Gianfranco della Valle, coordinator at Italy’s hotline for victims of trafficking and/or exploitation. Lives in Venice.
“We witnessed a sort of schizophrenic communication in Veneto. We received directions from Rome, which were in turn softened by our regional representatives. This contributed to the general confusion.
“My children are home and attend classes online. They are not happy but are adapting. I drastically reduced social contact. Until the weekend, especially the youth were seen around Venice drinking aperitifs in crowded places in the evening, as if nothing happened. Now it seems people are starting to understand the seriousness of the situation we are all in.

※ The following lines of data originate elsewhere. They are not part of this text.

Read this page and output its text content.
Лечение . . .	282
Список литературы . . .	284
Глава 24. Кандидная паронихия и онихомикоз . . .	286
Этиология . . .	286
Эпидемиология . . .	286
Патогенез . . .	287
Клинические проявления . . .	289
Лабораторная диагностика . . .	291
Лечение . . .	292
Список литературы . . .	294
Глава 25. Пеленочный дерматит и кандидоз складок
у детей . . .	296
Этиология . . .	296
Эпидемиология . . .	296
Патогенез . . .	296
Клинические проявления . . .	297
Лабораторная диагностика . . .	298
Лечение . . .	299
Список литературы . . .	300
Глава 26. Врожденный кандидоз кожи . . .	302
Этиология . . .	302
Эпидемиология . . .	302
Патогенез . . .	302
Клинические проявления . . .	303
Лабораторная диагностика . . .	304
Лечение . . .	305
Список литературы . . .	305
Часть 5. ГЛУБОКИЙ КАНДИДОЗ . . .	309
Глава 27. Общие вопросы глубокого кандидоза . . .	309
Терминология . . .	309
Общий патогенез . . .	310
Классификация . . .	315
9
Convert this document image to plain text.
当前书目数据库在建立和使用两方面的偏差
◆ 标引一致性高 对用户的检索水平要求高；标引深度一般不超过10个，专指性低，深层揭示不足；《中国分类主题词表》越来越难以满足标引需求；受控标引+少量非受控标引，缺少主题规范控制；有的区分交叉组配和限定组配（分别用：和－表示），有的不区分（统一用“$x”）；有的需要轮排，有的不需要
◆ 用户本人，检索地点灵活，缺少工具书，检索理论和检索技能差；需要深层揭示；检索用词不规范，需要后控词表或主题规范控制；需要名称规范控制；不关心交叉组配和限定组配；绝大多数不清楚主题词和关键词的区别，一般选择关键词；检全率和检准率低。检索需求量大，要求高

“We stopped providing our services to the people we assist on the street to protect our staff. But we translated health instructions for them on how to cope amid the crisis and personally called them on the phone, still keeping our medical support services open in case of emergencies.
“Venice has become a ghost town. For a city that just lives off tourism this is a dramatic situation.”
Diego Ubfal, 39, assistant professor at Bocconi University in Milan, originally from Argentina.
“Measures were initially weak, merely recommending people to limit interaction in a few areas. This led some people to play down the infection and others to panic. More draconian measures have been implemented over time, and little by little people started to gauge the gravity of the situation.
“Still, we have a [relatively] free mobility at the moment and shops are still open. The latest news is that a full closure of all non-essential activities has been proposed.
“I stopped having dinner outside since the epidemic started in Codogno.
“Two weeks ago, the university I work for gave us instructions on how to teach online. Meanwhile, all meetings and seminars have been suspended. Everything is carried out online. I still go to work on campus because of the instruments available there but the class is empty and I am isolated in my office. The majority of the students are connecting to the university’s platform at the same time.”
Giancarlo Genta, 55, shop owner. Lives in Asti.
“I wear a mask because I was involved in a serious accident years ago and spent six months in a coma. I am a subject at risk. The new measures have had a direct effect both on my personal and business lives. People are frightened to leave their home and go shopping. Probably the latest containment measures are a bit exaggerated as we heard many saying this was just a bit more than a flu. Who would have thought about such an escalation? Now, all of a sudden it sounds like we are all going to die.
“Still, I adapted to the new measures. I rarely go out, I wear a mask. My mother is old and used to live with me but I took her to my sister’s after Asti was declared a red zone over the weekend.
“I stopped meeting up with friends. We talk on the phone a lot. Police made me close my shop yesterday at 6pm. Sharp. It’s strange to be taking such measures now; it feels like the government closed the stable door after the horse bolted.”
Steven Eromonsle, 21, originally from Nigeria. In Italy for the past four years. Lives in Turin.
“I am afraid of being infected, so I stay far from other people, wear a mask and continuously wash my hands. I share a flat with a friend of mine and he is also strictly sticking to the new health regulations and precautions. We don’t even stay close to one another at home.
“For now, I am not afraid about this epidemic reaching my native country, Nigeria. I am more worried about Italy, the country that is hosting me and where I work.
“I am employed in a supermarket in Turin. Our boss gave us gloves to wear all the time during shifts since late February, telling us to respect a safety distance among employees.”